Even when voters applaud policy change, their memories often fade and attention quickly turns to other concerns. Polls showed that the bipartisan infrastructure bill enjoyed broad approval when Biden signed it last November. But one survey conducted this past June found that only about a quarter of respondents even recalled that the bill had become law.

So even if the recent rebound in the Democratic Party’s popularity reflects an appreciative response to its policymaking flurry — rather than the steady decline in gasoline prices since midsummer or the fading of covid-related disruptions — it’s an open question whether it will last.

Disaffection tends to be a much more energizing and durable sentiment in politics than gratitude. Ruling parties are vulnerable to significant seat losses in congressional midterm elections because members of the opposition are usually motivated to register their disapproval at the polls, while swing voters know they can trim the president’s power without handing full control of government to the other party.

To have a chance of avoiding this fate, Democrats may need to harness some anger on their own behalf. This strategy is normally doomed to failure in a midterm election; backlash politics rarely benefit the people in charge. But the Supreme Court’s June decision overturning Roe v. Wade is a rare case of federal policy on a major issue moving sharply in the opposite direction of the president’s party, and it already appears to be producing a rise in electoral engagement among Democratic voters.

The continued public prominence of Donald Trump and the success of Trump-aligned candidates in Republican primaries, especially for the Senate, also raises the possibility that the 2022 midterms will be less of a referendum on the sitting president than usual. Trump is no more popular than Biden is, and an election framed as a choice between the two might turn out to be more of a split decision than a Republican landslide.

Some Democrats might find cold comfort from the fact that the price of a brightening electoral forecast is the Dobbs ruling and the continued presence of Trumpism. The U.S. political system does provide incentives for leaders to achieve their substantive goals, but those incentives are seldom enforced by midterm electorates. Because it is the members of the party itself who work the hardest to pressure politicians to fulfill their promises, any payoff usually comes when it’s time for renomination.
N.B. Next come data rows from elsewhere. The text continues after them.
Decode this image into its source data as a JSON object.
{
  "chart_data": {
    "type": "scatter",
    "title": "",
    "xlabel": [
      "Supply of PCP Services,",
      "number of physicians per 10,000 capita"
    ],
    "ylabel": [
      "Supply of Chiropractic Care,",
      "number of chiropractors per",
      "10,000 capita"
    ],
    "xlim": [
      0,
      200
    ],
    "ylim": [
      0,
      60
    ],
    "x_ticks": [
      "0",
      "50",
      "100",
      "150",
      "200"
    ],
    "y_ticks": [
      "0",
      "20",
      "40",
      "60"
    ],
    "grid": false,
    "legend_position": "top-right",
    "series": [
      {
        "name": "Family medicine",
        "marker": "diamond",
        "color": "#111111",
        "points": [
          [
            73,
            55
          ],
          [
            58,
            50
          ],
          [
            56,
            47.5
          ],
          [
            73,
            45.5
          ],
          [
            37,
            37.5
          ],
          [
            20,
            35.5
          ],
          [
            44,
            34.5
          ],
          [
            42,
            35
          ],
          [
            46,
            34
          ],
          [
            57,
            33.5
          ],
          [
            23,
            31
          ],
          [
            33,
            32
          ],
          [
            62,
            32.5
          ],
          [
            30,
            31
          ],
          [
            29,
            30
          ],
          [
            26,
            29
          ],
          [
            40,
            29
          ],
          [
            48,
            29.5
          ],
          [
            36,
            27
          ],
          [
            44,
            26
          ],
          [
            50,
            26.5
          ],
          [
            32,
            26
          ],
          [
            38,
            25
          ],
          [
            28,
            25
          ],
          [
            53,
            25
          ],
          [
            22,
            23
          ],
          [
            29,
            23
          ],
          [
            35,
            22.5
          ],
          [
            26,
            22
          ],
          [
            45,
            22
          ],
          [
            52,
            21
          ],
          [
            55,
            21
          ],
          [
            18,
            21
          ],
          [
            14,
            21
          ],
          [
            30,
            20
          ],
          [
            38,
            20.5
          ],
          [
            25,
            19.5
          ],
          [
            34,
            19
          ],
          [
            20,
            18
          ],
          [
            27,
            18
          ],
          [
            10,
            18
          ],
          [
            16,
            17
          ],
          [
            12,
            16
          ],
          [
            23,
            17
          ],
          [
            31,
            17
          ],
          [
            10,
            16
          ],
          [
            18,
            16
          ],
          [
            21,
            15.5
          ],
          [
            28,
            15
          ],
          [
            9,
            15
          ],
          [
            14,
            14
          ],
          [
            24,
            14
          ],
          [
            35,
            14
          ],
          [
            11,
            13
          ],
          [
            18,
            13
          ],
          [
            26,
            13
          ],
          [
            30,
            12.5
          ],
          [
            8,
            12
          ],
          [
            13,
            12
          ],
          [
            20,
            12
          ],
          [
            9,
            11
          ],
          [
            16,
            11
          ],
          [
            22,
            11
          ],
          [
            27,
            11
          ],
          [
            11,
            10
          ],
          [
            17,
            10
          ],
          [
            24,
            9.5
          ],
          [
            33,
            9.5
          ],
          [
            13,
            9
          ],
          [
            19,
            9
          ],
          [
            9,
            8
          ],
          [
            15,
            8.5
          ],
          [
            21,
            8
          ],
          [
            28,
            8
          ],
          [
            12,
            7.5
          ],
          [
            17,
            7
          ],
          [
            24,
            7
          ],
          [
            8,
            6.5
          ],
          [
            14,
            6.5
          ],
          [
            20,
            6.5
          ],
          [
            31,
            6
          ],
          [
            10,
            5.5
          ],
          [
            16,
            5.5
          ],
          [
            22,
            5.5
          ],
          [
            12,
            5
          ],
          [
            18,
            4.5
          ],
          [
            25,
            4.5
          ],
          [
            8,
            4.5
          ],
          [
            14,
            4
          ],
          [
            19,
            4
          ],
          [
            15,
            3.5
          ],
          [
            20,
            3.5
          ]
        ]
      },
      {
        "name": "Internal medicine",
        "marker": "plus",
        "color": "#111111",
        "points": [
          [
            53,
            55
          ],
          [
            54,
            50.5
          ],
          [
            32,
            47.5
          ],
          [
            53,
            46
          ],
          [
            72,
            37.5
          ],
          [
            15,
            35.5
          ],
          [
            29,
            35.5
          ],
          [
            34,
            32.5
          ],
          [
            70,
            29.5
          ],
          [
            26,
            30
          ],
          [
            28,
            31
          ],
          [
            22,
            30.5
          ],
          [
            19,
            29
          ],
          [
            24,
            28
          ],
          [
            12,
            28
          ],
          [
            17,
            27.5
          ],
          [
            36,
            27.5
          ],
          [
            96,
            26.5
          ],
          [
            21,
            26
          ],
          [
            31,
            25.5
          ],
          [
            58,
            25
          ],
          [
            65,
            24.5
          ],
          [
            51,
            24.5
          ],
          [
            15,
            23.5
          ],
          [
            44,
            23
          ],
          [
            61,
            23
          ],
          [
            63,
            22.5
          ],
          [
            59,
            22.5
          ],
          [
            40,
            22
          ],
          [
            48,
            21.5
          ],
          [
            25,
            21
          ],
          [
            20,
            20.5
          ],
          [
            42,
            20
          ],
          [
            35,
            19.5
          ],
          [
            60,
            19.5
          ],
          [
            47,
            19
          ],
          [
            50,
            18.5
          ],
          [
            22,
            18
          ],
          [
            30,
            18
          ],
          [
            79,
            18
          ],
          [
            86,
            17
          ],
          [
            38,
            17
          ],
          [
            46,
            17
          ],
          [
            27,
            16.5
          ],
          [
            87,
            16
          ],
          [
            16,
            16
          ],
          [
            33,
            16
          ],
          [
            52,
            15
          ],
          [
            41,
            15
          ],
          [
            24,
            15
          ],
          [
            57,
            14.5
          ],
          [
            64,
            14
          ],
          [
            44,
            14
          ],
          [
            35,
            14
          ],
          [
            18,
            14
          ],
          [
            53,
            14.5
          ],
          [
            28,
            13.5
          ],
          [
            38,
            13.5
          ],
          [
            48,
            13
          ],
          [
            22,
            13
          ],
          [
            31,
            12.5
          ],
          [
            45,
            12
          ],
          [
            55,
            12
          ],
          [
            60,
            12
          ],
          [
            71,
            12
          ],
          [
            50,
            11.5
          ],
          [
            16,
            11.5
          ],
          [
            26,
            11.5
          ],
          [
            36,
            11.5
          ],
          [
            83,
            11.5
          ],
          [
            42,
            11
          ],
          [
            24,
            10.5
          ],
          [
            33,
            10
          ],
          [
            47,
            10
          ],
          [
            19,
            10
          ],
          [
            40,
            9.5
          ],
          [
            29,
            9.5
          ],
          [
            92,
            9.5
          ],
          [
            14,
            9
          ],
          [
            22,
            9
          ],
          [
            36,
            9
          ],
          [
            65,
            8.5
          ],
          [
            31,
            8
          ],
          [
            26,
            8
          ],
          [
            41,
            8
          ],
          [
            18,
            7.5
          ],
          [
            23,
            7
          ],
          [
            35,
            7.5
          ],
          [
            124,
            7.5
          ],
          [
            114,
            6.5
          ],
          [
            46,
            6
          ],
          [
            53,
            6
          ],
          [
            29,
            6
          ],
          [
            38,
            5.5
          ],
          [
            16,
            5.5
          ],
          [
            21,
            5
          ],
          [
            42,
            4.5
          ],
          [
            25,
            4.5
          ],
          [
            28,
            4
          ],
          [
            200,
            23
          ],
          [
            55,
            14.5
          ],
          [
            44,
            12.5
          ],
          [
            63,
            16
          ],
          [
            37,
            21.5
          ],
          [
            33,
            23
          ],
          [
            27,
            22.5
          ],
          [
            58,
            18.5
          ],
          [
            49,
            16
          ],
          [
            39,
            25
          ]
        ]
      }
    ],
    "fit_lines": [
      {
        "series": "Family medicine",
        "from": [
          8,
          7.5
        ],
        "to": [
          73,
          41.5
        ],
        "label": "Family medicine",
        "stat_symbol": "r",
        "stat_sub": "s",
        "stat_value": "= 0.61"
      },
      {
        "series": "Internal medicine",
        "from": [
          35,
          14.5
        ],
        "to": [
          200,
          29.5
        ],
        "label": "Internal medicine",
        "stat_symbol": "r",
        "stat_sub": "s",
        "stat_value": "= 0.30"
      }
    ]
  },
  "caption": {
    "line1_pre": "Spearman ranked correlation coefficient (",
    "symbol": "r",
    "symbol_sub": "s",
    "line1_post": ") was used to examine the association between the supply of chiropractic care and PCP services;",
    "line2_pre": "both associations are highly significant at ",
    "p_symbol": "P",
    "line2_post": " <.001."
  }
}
Biden’s policies on health care, climate change and student debt may not help his party win seats this year. But don’t be surprised if he uses them to make the case to his fellow Democrats that he deserves the chance for a second term in 2024.

David A. Hopkins is an associate professor of political science at Boston College and the author of “Red Fighting Blue: How Geography and Electoral Rules Polarize American Politics.”